Perhaps the viruses ended up in the protists because they were eating bacteria that happened to be infected by viruses. But many of the protists contained viral genes without any bacterial genes. It’s also possible the viruses were randomly assorted into the sample wells along with the protists. But the fact that some protist lineages were found with many more viruses than others seems to argue against that.

Perhaps there’s something about the surfaces of Picozoans and Choanozoans that makes them especially sticky to viruses. But the way these protists eat makes viral ingestion more likely, the authors argue. They are suspension feeders: they eat whatever they can swallow that is unlucky enough to bump into them. Since previous studies have shown choanozoans and picozoans are certainly capable of consuming viruses, their universal presence and abundance suggests that is exactly what the protists are doing.

Choanozoans and Picozoans may not be unique in their eating habits, either. Several other protist groups in this study also contained more viral sequences than would be expected by chance, but because these other protists feed in many ways, the authors refrained from making inferences about the viruses’ presence.

In retrospect, it’s not entirely surprising that massively abundant, defenseless, drifting bonbons of protein and nucleic acid would be scarfed up by something. A paper also published this year in Scientific Reports even showed that marine sponges were extremely efficient at removing viruses from seawater and concluded it was possible they too are eating viruses.

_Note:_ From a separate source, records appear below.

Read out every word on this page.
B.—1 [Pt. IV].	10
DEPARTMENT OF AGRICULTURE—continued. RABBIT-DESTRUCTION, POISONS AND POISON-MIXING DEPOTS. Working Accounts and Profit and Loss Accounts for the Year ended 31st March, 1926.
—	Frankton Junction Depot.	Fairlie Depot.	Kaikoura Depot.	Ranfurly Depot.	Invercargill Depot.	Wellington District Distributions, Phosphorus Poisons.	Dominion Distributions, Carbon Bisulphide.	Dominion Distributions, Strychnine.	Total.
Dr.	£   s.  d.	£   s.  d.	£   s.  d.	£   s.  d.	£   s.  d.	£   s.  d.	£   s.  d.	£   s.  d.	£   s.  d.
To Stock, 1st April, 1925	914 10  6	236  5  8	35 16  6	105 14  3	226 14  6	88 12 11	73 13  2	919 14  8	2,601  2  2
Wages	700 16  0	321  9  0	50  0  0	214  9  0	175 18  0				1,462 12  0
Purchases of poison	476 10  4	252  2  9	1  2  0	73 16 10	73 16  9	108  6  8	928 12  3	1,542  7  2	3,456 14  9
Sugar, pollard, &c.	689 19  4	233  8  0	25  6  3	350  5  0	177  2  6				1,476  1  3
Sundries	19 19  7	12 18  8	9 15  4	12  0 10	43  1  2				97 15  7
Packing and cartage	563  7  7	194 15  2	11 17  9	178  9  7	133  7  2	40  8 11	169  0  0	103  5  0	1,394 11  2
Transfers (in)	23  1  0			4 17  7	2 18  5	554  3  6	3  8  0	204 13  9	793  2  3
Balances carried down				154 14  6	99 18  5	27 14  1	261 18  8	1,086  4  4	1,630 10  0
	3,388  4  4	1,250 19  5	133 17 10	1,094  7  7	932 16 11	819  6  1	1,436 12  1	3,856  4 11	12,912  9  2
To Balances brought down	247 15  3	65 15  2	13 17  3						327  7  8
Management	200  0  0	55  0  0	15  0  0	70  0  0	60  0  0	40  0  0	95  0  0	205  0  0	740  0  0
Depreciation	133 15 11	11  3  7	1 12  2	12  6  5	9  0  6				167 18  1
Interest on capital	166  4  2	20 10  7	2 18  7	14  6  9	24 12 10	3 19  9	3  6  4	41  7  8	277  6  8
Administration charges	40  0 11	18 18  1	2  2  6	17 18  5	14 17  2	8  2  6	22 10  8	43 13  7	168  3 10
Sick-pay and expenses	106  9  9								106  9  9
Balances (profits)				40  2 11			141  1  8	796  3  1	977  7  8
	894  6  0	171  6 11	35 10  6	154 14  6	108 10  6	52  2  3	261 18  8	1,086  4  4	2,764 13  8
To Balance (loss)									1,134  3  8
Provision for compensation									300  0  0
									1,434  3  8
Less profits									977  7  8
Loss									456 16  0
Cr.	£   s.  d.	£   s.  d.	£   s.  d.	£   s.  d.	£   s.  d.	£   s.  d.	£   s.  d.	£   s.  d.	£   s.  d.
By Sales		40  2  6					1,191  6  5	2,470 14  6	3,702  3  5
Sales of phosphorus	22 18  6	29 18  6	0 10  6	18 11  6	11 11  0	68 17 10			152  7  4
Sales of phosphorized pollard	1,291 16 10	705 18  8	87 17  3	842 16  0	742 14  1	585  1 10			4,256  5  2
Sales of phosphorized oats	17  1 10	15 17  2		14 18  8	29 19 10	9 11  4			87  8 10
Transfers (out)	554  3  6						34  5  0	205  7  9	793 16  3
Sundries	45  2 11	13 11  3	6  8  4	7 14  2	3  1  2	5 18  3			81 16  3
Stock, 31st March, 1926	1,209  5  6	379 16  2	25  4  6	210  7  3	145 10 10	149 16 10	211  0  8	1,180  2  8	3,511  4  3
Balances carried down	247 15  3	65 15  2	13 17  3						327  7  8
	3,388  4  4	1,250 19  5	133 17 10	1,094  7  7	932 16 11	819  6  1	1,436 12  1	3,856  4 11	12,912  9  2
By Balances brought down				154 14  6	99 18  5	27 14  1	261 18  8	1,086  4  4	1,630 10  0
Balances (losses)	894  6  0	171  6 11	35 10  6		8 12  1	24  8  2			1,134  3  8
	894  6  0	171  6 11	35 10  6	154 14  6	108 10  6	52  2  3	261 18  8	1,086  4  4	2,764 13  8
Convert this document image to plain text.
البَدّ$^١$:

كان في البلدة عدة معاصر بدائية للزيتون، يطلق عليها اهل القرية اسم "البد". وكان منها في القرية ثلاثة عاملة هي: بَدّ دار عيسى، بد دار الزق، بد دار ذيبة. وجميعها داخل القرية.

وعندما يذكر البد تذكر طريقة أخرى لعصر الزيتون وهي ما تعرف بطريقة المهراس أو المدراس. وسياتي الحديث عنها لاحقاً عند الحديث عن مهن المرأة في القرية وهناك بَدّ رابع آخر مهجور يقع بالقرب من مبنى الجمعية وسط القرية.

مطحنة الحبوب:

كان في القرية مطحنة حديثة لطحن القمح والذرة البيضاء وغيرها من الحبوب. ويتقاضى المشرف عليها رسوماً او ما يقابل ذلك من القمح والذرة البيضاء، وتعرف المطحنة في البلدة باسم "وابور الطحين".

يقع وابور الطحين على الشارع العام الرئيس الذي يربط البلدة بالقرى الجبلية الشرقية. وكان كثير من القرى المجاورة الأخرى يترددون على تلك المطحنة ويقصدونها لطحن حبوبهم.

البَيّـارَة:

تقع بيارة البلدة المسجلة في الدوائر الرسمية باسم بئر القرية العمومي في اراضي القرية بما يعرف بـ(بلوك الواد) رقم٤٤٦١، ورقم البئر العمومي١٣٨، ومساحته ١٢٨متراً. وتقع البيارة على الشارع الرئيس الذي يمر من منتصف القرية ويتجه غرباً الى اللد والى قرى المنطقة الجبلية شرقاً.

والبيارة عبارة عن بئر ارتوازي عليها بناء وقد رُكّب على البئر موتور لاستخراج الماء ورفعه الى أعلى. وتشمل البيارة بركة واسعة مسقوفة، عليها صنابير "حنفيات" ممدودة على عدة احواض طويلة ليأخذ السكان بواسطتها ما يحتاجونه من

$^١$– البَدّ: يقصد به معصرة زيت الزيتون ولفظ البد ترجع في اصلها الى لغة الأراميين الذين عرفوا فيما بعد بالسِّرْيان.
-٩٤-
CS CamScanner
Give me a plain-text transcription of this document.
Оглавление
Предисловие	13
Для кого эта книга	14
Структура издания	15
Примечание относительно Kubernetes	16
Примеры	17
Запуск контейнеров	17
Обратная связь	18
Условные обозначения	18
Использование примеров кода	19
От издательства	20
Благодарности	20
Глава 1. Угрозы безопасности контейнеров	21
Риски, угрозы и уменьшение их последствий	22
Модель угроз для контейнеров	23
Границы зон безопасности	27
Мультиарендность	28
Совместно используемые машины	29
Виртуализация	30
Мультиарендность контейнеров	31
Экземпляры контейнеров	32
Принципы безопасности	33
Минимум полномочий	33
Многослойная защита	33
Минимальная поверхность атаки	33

Protists … sponges … how many more creatures out there have food pyramids that include viruses? Why didn’t we know this? And how can we get in on the action?

The idea of viruses as food for anything is a bit mind-warping, but it’s also a rich source of schadenfreude at a moment where humans could really, really use some.  While we are at the undisputed mercy of one virus, it’s satisfying to think about legions of others meeting their ends in the gullet of a living, breathing cell.